Bluish Coder

Programming Languages, Martials Arts and Computers. The Weblog of Chris Double.


2006-06-02

Server side Javascript

An update to the code demonstrating E4X support is here.

Ajaxian is reporting that Sun is releasing Phobos, a Javascript application server. This is a web server that runs Javascript for implementing the server side code. The source has not yet been released, according to Ajaxian, but will be.

A while back I worked on doing server side Javascripting using Rhino as the interpreter and Jetty 6 as the server. I got it to work but never tidied it up for release. Sun's Phobos has motivated me to make it available so I've tidied it up and it can be downloaded from javascript-server.tar.gz. A darcs repository with the code is here:

darcs get http://www.bluishcoder.co.nz/repos/javascript-server

The repository contains the Jetty 6 JAR files and the Rhino interpreter JAR, along with an example Javascript file showing how it works and a readme.

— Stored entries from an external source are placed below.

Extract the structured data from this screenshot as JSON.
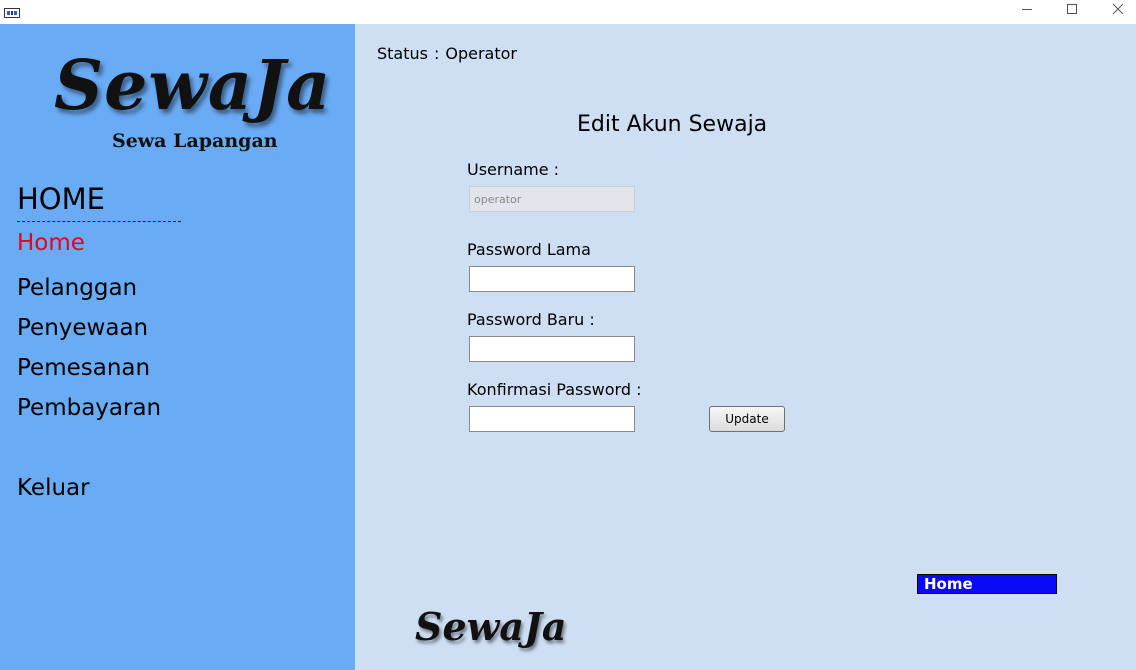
{
  "window": {
    "icons": {
      "app": "app-icon",
      "minimize": "minimize-icon",
      "maximize": "maximize-icon",
      "close": "close-icon"
    }
  },
  "sidebar": {
    "logo_title": "SewaJa",
    "logo_subtitle": "Sewa Lapangan",
    "header": "HOME",
    "items": [
      {
        "label": "Home",
        "active": true
      },
      {
        "label": "Pelanggan",
        "active": false
      },
      {
        "label": "Penyewaan",
        "active": false
      },
      {
        "label": "Pemesanan",
        "active": false
      },
      {
        "label": "Pembayaran",
        "active": false
      },
      {
        "label": "Keluar",
        "active": false
      }
    ],
    "active_color": "#e8001c",
    "background": "#6aabf5"
  },
  "main": {
    "status_label": "Status",
    "status_separator": ":",
    "status_value": "Operator",
    "form_title": "Edit Akun Sewaja",
    "fields": {
      "username_label": "Username :",
      "username_value": "operator",
      "old_password_label": "Password Lama",
      "new_password_label": "Password Baru :",
      "confirm_password_label": "Konfirmasi Password :"
    },
    "update_label": "Update",
    "home_badge": "Home",
    "footer_logo": "SewaJa",
    "background": "#cfdff3",
    "badge_color": "#0a0af5"
  }
}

Once the 'example.js' is loaded into the Rhino interpreter you can start a Jetty 6 web server on port 8080 with the following command:

var s = startServer(8080);

A simple 'HelloWorld' style servlet looks like this in Javascript:

HelloWorldServlet = makeServlet({ 
  ProcessGet: function (req, resp) {
    var text = "Hello World!";
    resp.setContentType("text/plain")
    resp.setContentLength(text.length)
    resp.getOutputStream().print(text)
    resp.flushBuffer()
  }
});

It has a 'ProcessGet' function which is called when an HTTP GET is made. The 'req' and 'resp' objects and the standard Java HttpServletRequest and HttpServletResponse respectively.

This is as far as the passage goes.